Written by Broken Lizard, Super Troopers 2 offers more of their brand of humor, which is great for fans.  For those who disliked the first film or any of the other Broken Lizard movies, I would not recommend rushing out to see this latest entry.  As for myself, I did enjoy the comedy of the first film, but actually feel that humor is better written and executed in the sequel.  The movie does have its missteps and that is mainly due to some of the overacting, but this isn’t a crime committed by the Broken Lizard troupe.

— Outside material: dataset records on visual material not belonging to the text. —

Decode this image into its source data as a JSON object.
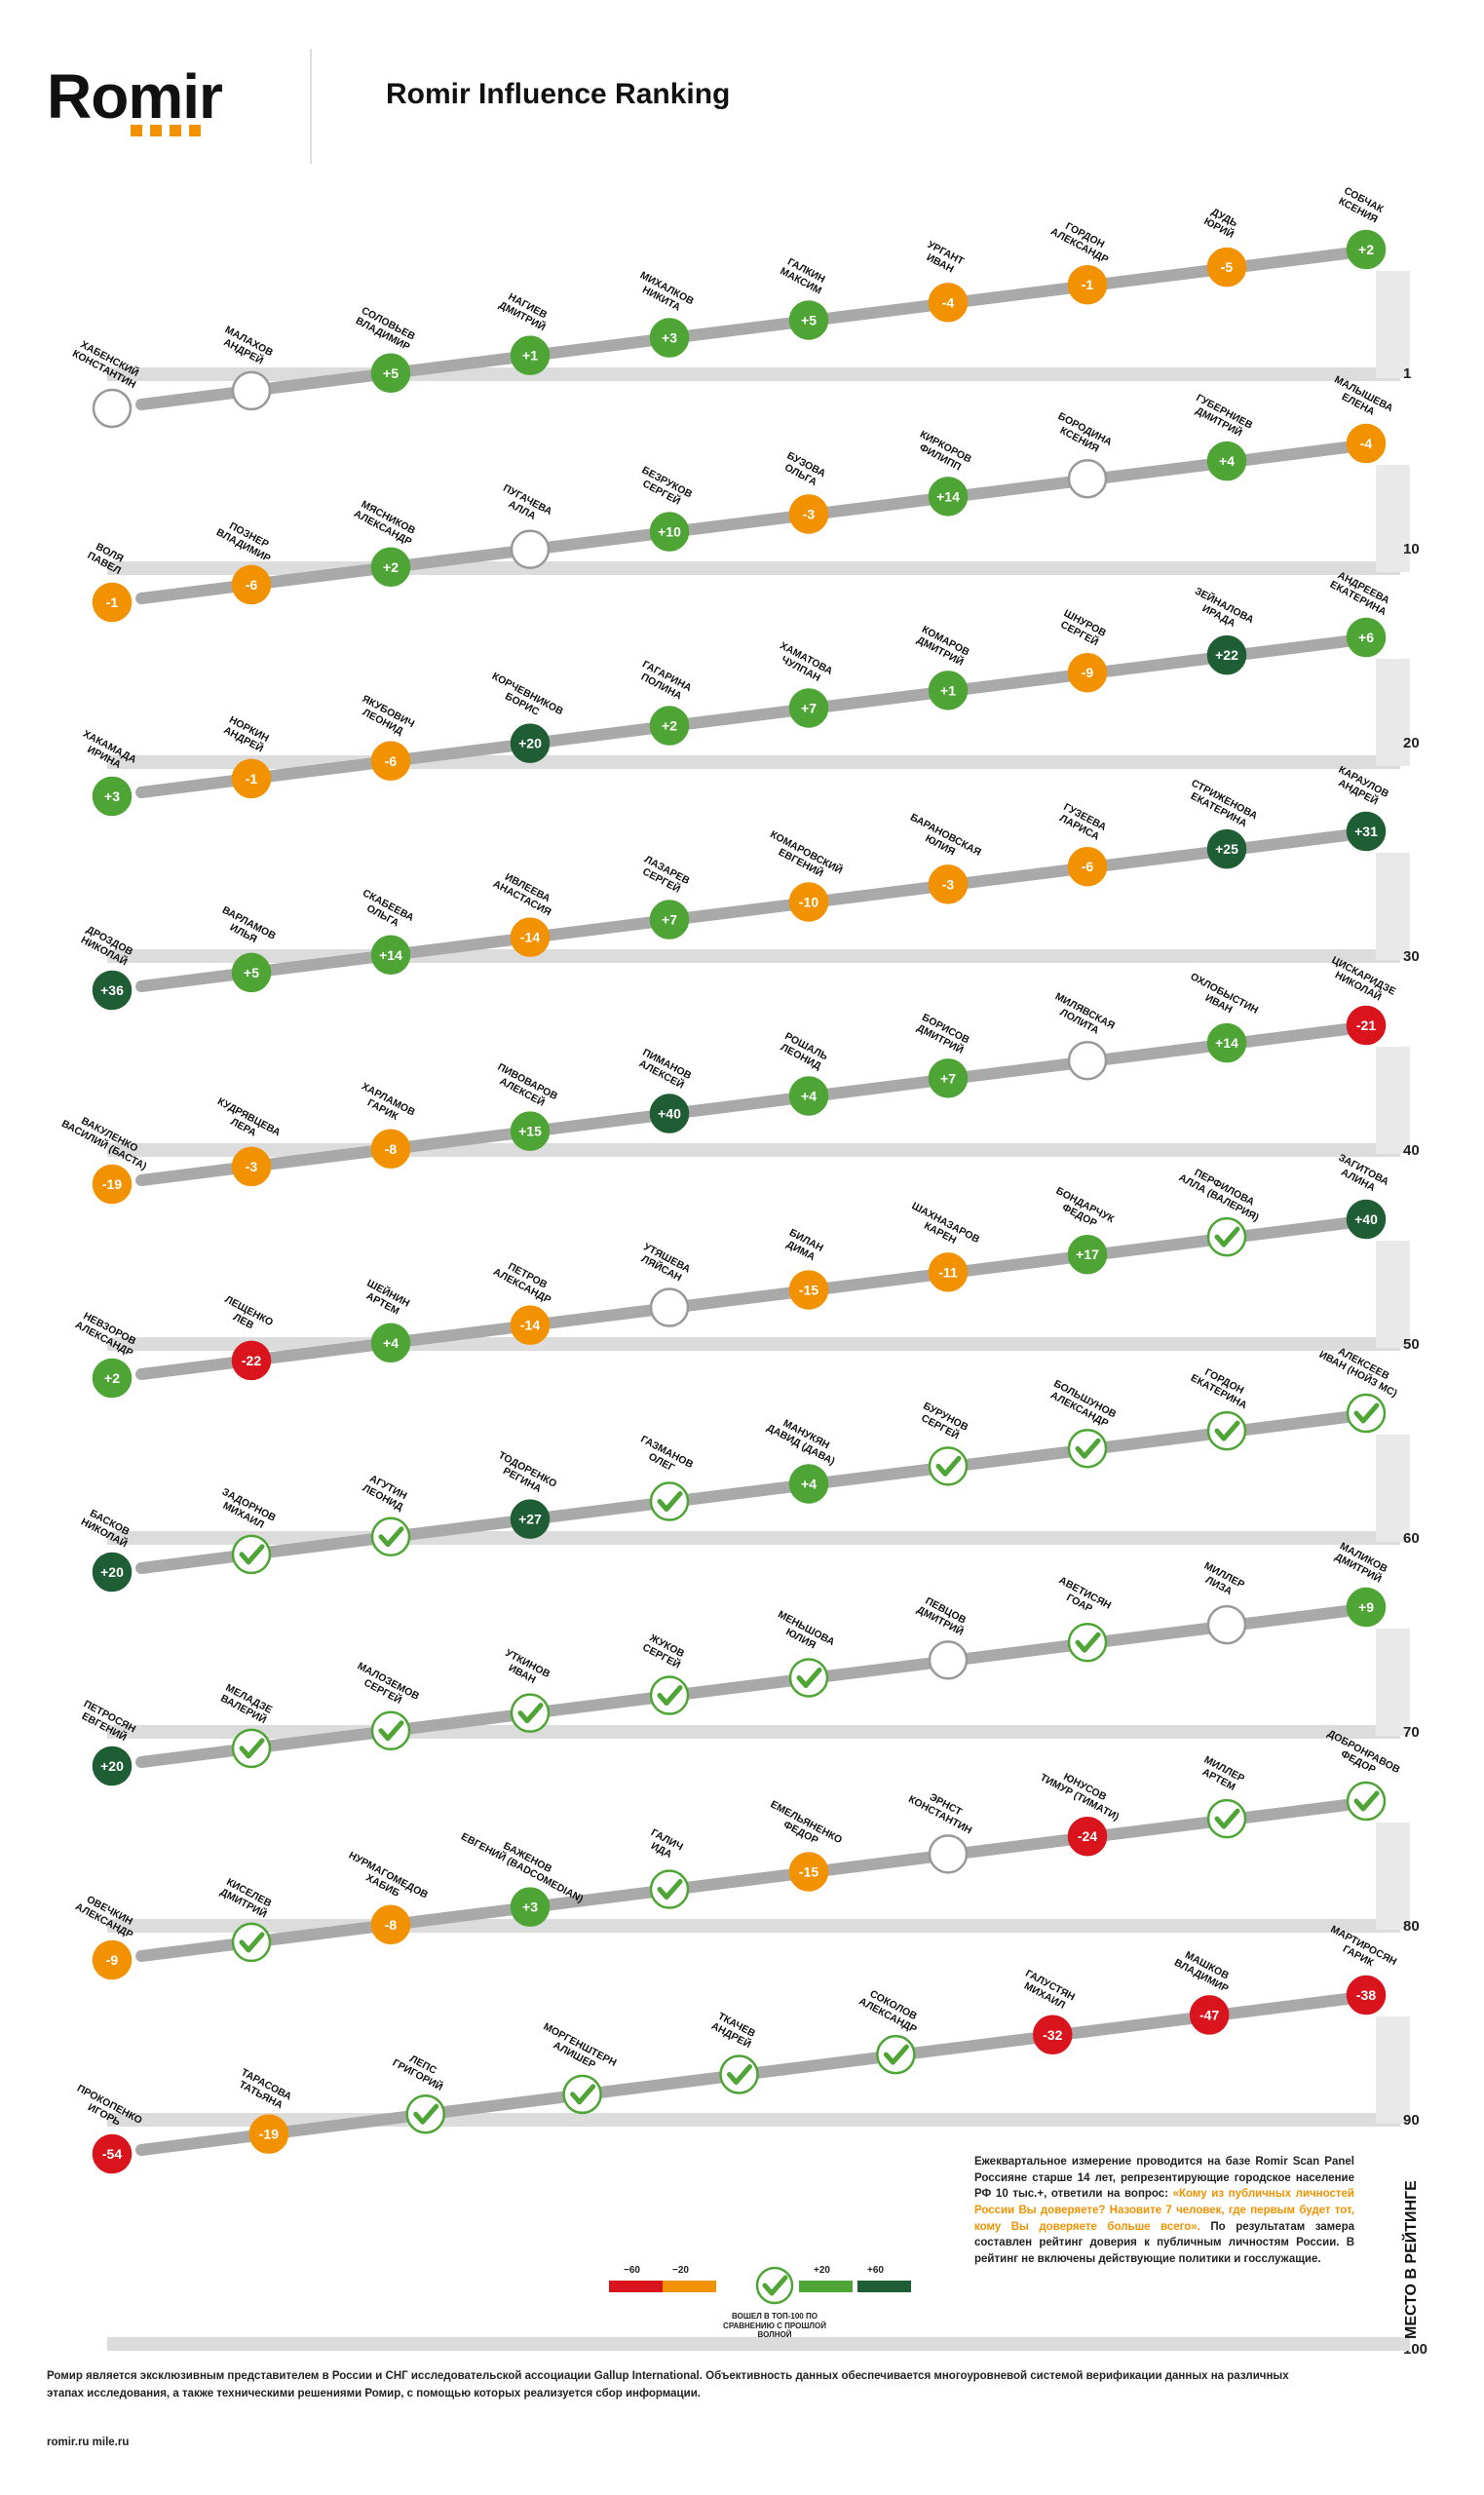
{
  "header": {
    "logo": "Romir",
    "title": "Romir Influence Ranking"
  },
  "axis_label": "МЕСТО В РЕЙТИНГЕ",
  "rank_ticks": [
    "1",
    "10",
    "20",
    "30",
    "40",
    "50",
    "60",
    "70",
    "80",
    "90",
    "100"
  ],
  "legend": {
    "labels": [
      "−60",
      "−20",
      "+20",
      "+60"
    ],
    "caption": "ВОШЕЛ В ТОП-100 ПО СРАВНЕНИЮ С ПРОШЛОЙ ВОЛНОЙ"
  },
  "description": {
    "part1": "Ежеквартальное измерение проводится на базе Romir Scan Panel Россияне старше 14 лет, репрезентирующие городское население РФ 10 тыс.+, ответили на вопрос:",
    "question": "«Кому из публичных личностей России Вы доверяете? Назовите 7 человек, где первым будет тот, кому Вы доверяете больше всего».",
    "part2": "По результатам замера составлен рейтинг доверия к публичным личностям России. В рейтинг не включены действующие политики и госслужащие."
  },
  "footer": "Ромир является эксклюзивным представителем в России и СНГ исследовательской ассоциации Gallup International. Объективность данных обеспечивается многоуровневой системой верификации данных на различных этапах исследования, а также техническими решениями Ромир, с помощью которых реализуется сбор информации.",
  "site": "romir.ru mile.ru",
  "colors": {
    "orange": "#f39200",
    "light_green": "#4ea535",
    "dark_green": "#1f5e34",
    "red": "#d9141c",
    "rail": "#a9a9a9"
  },
  "chart_data": {
    "type": "table",
    "rows": [
      {
        "rank": 1,
        "name": "ХАБЕНСКИЙ КОНСТАНТИН",
        "change": "new"
      },
      {
        "rank": 2,
        "name": "МАЛАХОВ АНДРЕЙ",
        "change": "new"
      },
      {
        "rank": 3,
        "name": "СОЛОВЬЕВ ВЛАДИМИР",
        "change": "+5"
      },
      {
        "rank": 4,
        "name": "НАГИЕВ ДМИТРИЙ",
        "change": "+1"
      },
      {
        "rank": 5,
        "name": "МИХАЛКОВ НИКИТА",
        "change": "+3"
      },
      {
        "rank": 6,
        "name": "ГАЛКИН МАКСИМ",
        "change": "+5"
      },
      {
        "rank": 7,
        "name": "УРГАНТ ИВАН",
        "change": "-4"
      },
      {
        "rank": 8,
        "name": "ГОРДОН АЛЕКСАНДР",
        "change": "-1"
      },
      {
        "rank": 9,
        "name": "ДУДЬ ЮРИЙ",
        "change": "-5"
      },
      {
        "rank": 10,
        "name": "СОБЧАК КСЕНИЯ",
        "change": "+2"
      },
      {
        "rank": 11,
        "name": "ВОЛЯ ПАВЕЛ",
        "change": "-1"
      },
      {
        "rank": 12,
        "name": "ПОЗНЕР ВЛАДИМИР",
        "change": "-6"
      },
      {
        "rank": 13,
        "name": "МЯСНИКОВ АЛЕКСАНДР",
        "change": "+2"
      },
      {
        "rank": 14,
        "name": "ПУГАЧЕВА АЛЛА",
        "change": "new"
      },
      {
        "rank": 15,
        "name": "БЕЗРУКОВ СЕРГЕЙ",
        "change": "+10"
      },
      {
        "rank": 16,
        "name": "БУЗОВА ОЛЬГА",
        "change": "-3"
      },
      {
        "rank": 17,
        "name": "КИРКОРОВ ФИЛИПП",
        "change": "+14"
      },
      {
        "rank": 18,
        "name": "БОРОДИНА КСЕНИЯ",
        "change": "new"
      },
      {
        "rank": 19,
        "name": "ГУБЕРНИЕВ ДМИТРИЙ",
        "change": "+4"
      },
      {
        "rank": 20,
        "name": "МАЛЫШЕВА ЕЛЕНА",
        "change": "-4"
      },
      {
        "rank": 21,
        "name": "ХАКАМАДА ИРИНА",
        "change": "+3"
      },
      {
        "rank": 22,
        "name": "НОРКИН АНДРЕЙ",
        "change": "-1"
      },
      {
        "rank": 23,
        "name": "ЯКУБОВИЧ ЛЕОНИД",
        "change": "-6"
      },
      {
        "rank": 24,
        "name": "КОРЧЕВНИКОВ БОРИС",
        "change": "+20"
      },
      {
        "rank": 25,
        "name": "ГАГАРИНА ПОЛИНА",
        "change": "+2"
      },
      {
        "rank": 26,
        "name": "ХАМАТОВА ЧУЛПАН",
        "change": "+7"
      },
      {
        "rank": 27,
        "name": "КОМАРОВ ДМИТРИЙ",
        "change": "+1"
      },
      {
        "rank": 28,
        "name": "ШНУРОВ СЕРГЕЙ",
        "change": "-9"
      },
      {
        "rank": 29,
        "name": "ЗЕЙНАЛОВА ИРАДА",
        "change": "+22"
      },
      {
        "rank": 30,
        "name": "АНДРЕЕВА ЕКАТЕРИНА",
        "change": "+6"
      },
      {
        "rank": 31,
        "name": "ДРОЗДОВ НИКОЛАЙ",
        "change": "+36"
      },
      {
        "rank": 32,
        "name": "ВАРЛАМОВ ИЛЬЯ",
        "change": "+5"
      },
      {
        "rank": 33,
        "name": "СКАБЕЕВА ОЛЬГА",
        "change": "+14"
      },
      {
        "rank": 34,
        "name": "ИВЛЕЕВА АНАСТАСИЯ",
        "change": "-14"
      },
      {
        "rank": 35,
        "name": "ЛАЗАРЕВ СЕРГЕЙ",
        "change": "+7"
      },
      {
        "rank": 36,
        "name": "КОМАРОВСКИЙ ЕВГЕНИЙ",
        "change": "-10"
      },
      {
        "rank": 37,
        "name": "БАРАНОВСКАЯ ЮЛИЯ",
        "change": "-3"
      },
      {
        "rank": 38,
        "name": "ГУЗЕЕВА ЛАРИСА",
        "change": "-6"
      },
      {
        "rank": 39,
        "name": "СТРИЖЕНОВА ЕКАТЕРИНА",
        "change": "+25"
      },
      {
        "rank": 40,
        "name": "КАРАУЛОВ АНДРЕЙ",
        "change": "+31"
      },
      {
        "rank": 41,
        "name": "ВАКУЛЕНКО ВАСИЛИЙ (БАСТА)",
        "change": "-19"
      },
      {
        "rank": 42,
        "name": "КУДРЯВЦЕВА ЛЕРА",
        "change": "-3"
      },
      {
        "rank": 43,
        "name": "ХАРЛАМОВ ГАРИК",
        "change": "-8"
      },
      {
        "rank": 44,
        "name": "ПИВОВАРОВ АЛЕКСЕЙ",
        "change": "+15"
      },
      {
        "rank": 45,
        "name": "ПИМАНОВ АЛЕКСЕЙ",
        "change": "+40"
      },
      {
        "rank": 46,
        "name": "РОШАЛЬ ЛЕОНИД",
        "change": "+4"
      },
      {
        "rank": 47,
        "name": "БОРИСОВ ДМИТРИЙ",
        "change": "+7"
      },
      {
        "rank": 48,
        "name": "МИЛЯВСКАЯ ЛОЛИТА",
        "change": "new"
      },
      {
        "rank": 49,
        "name": "ОХЛОБЫСТИН ИВАН",
        "change": "+14"
      },
      {
        "rank": 50,
        "name": "ЦИСКАРИДЗЕ НИКОЛАЙ",
        "change": "-21"
      },
      {
        "rank": 51,
        "name": "НЕВЗОРОВ АЛЕКСАНДР",
        "change": "+2"
      },
      {
        "rank": 52,
        "name": "ЛЕЩЕНКО ЛЕВ",
        "change": "-22"
      },
      {
        "rank": 53,
        "name": "ШЕЙНИН АРТЕМ",
        "change": "+4"
      },
      {
        "rank": 54,
        "name": "ПЕТРОВ АЛЕКСАНДР",
        "change": "-14"
      },
      {
        "rank": 55,
        "name": "УТЯШЕВА ЛЯЙСАН",
        "change": "new"
      },
      {
        "rank": 56,
        "name": "БИЛАН ДИМА",
        "change": "-15"
      },
      {
        "rank": 57,
        "name": "ШАХНАЗАРОВ КАРЕН",
        "change": "-11"
      },
      {
        "rank": 58,
        "name": "БОНДАРЧУК ФЕДОР",
        "change": "+17"
      },
      {
        "rank": 59,
        "name": "ПЕРФИЛОВА АЛЛА (ВАЛЕРИЯ)",
        "change": "entered"
      },
      {
        "rank": 60,
        "name": "ЗАГИТОВА АЛИНА",
        "change": "+40"
      },
      {
        "rank": 61,
        "name": "БАСКОВ НИКОЛАЙ",
        "change": "+20"
      },
      {
        "rank": 62,
        "name": "ЗАДОРНОВ МИХАИЛ",
        "change": "entered"
      },
      {
        "rank": 63,
        "name": "АГУТИН ЛЕОНИД",
        "change": "entered"
      },
      {
        "rank": 64,
        "name": "ТОДОРЕНКО РЕГИНА",
        "change": "+27"
      },
      {
        "rank": 65,
        "name": "ГАЗМАНОВ ОЛЕГ",
        "change": "entered"
      },
      {
        "rank": 66,
        "name": "МАНУКЯН ДАВИД (ДАВА)",
        "change": "+4"
      },
      {
        "rank": 67,
        "name": "БУРУНОВ СЕРГЕЙ",
        "change": "entered"
      },
      {
        "rank": 68,
        "name": "БОЛЬШУНОВ АЛЕКСАНДР",
        "change": "entered"
      },
      {
        "rank": 69,
        "name": "ГОРДОН ЕКАТЕРИНА",
        "change": "entered"
      },
      {
        "rank": 70,
        "name": "АЛЕКСЕЕВ ИВАН (НОЙЗ МС)",
        "change": "entered"
      },
      {
        "rank": 71,
        "name": "ПЕТРОСЯН ЕВГЕНИЙ",
        "change": "+20"
      },
      {
        "rank": 72,
        "name": "МЕЛАДЗЕ ВАЛЕРИЙ",
        "change": "entered"
      },
      {
        "rank": 73,
        "name": "МАЛОЗЕМОВ СЕРГЕЙ",
        "change": "entered"
      },
      {
        "rank": 74,
        "name": "УТКИНОВ ИВАН",
        "change": "entered"
      },
      {
        "rank": 75,
        "name": "ЖУКОВ СЕРГЕЙ",
        "change": "entered"
      },
      {
        "rank": 76,
        "name": "МЕНЬШОВА ЮЛИЯ",
        "change": "entered"
      },
      {
        "rank": 77,
        "name": "ПЕВЦОВ ДМИТРИЙ",
        "change": "new"
      },
      {
        "rank": 78,
        "name": "АВЕТИСЯН ГОАР",
        "change": "entered"
      },
      {
        "rank": 79,
        "name": "МИЛЛЕР ЛИЗА",
        "change": "new"
      },
      {
        "rank": 80,
        "name": "МАЛИКОВ ДМИТРИЙ",
        "change": "+9"
      },
      {
        "rank": 81,
        "name": "ОВЕЧКИН АЛЕКСАНДР",
        "change": "-9"
      },
      {
        "rank": 82,
        "name": "КИСЕЛЕВ ДМИТРИЙ",
        "change": "entered"
      },
      {
        "rank": 83,
        "name": "НУРМАГОМЕДОВ ХАБИБ",
        "change": "-8"
      },
      {
        "rank": 84,
        "name": "БАЖЕНОВ ЕВГЕНИЙ (BADCOMEDIAN)",
        "change": "+3"
      },
      {
        "rank": 85,
        "name": "ГАЛИЧ ИДА",
        "change": "entered"
      },
      {
        "rank": 86,
        "name": "ЕМЕЛЬЯНЕНКО ФЕДОР",
        "change": "-15"
      },
      {
        "rank": 87,
        "name": "ЭРНСТ КОНСТАНТИН",
        "change": "new"
      },
      {
        "rank": 88,
        "name": "ЮНУСОВ ТИМУР (ТИМАТИ)",
        "change": "-24"
      },
      {
        "rank": 89,
        "name": "МИЛЛЕР АРТЕМ",
        "change": "entered"
      },
      {
        "rank": 90,
        "name": "ДОБРОНРАВОВ ФЕДОР",
        "change": "entered"
      },
      {
        "rank": 91,
        "name": "ПРОКОПЕНКО ИГОРЬ",
        "change": "-54"
      },
      {
        "rank": 92,
        "name": "ТАРАСОВА ТАТЬЯНА",
        "change": "-19"
      },
      {
        "rank": 93,
        "name": "ЛЕПС ГРИГОРИЙ",
        "change": "entered"
      },
      {
        "rank": 94,
        "name": "МОРГЕНШТЕРН АЛИШЕР",
        "change": "entered"
      },
      {
        "rank": 95,
        "name": "ТКАЧЕВ АНДРЕЙ",
        "change": "entered"
      },
      {
        "rank": 96,
        "name": "СОКОЛОВ АЛЕКСАНДР",
        "change": "entered"
      },
      {
        "rank": 97,
        "name": "ГАЛУСТЯН МИХАИЛ",
        "change": "-32"
      },
      {
        "rank": 98,
        "name": "МАШКОВ ВЛАДИМИР",
        "change": "-47"
      },
      {
        "rank": 99,
        "name": "МАРТИРОСЯН ГАРИК",
        "change": "-38"
      }
    ]
  }
}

The group shows impressive improvisational skills and great comic timing.  It is some of their co-stars who seem to have difficulty performing as their characters.  Rob Lowe stars as Guy Le Franc, an ex-hockey player and a Canadian mayor who doesn’t exactly make the troopers feel welcome.  Lowe definitely struggles with his bizarrely bad Canadian accent and it definitely took me out of certain moments.  Tyler Labine also stars as Mountie Bellefuille, a Canadian rival of the troopers and he also struggles with an outrageously heavy accent.  Will Sasso and Hayes McArthur seem to do better as Bellefuille’s colleagues Mountie Archambault and  Mountie Podien.  I did enjoy the disarming and sweet performance by Emanuelle Chiriqui as Genevieve Aubois a French/Canadian cultural attaché who makes the troopers feel more welcome and shows romatic interest in Trooper Robert “Rabbit” Roto.

Even though the movie has some acting and comedic missteps, I still found myself entertained and laughing often at the crazy and funny antics of the Vermont troopers who have been away for way too long.  As a sequel, Super Troopers 2 is probably just as good as the first film, which means that it probably won’t ever become a genuine comedy classic, but has plenty of amusing charms to give it a cult following like its predecessor.  I recommend that the die hard fans give this movie all the love and see it as a full-priced screening, and that casual fans either see it as a matinee or wait until it is available on a video format.  If fans want to see more Broken Lizard movies, they really need to show these funny comedians much love.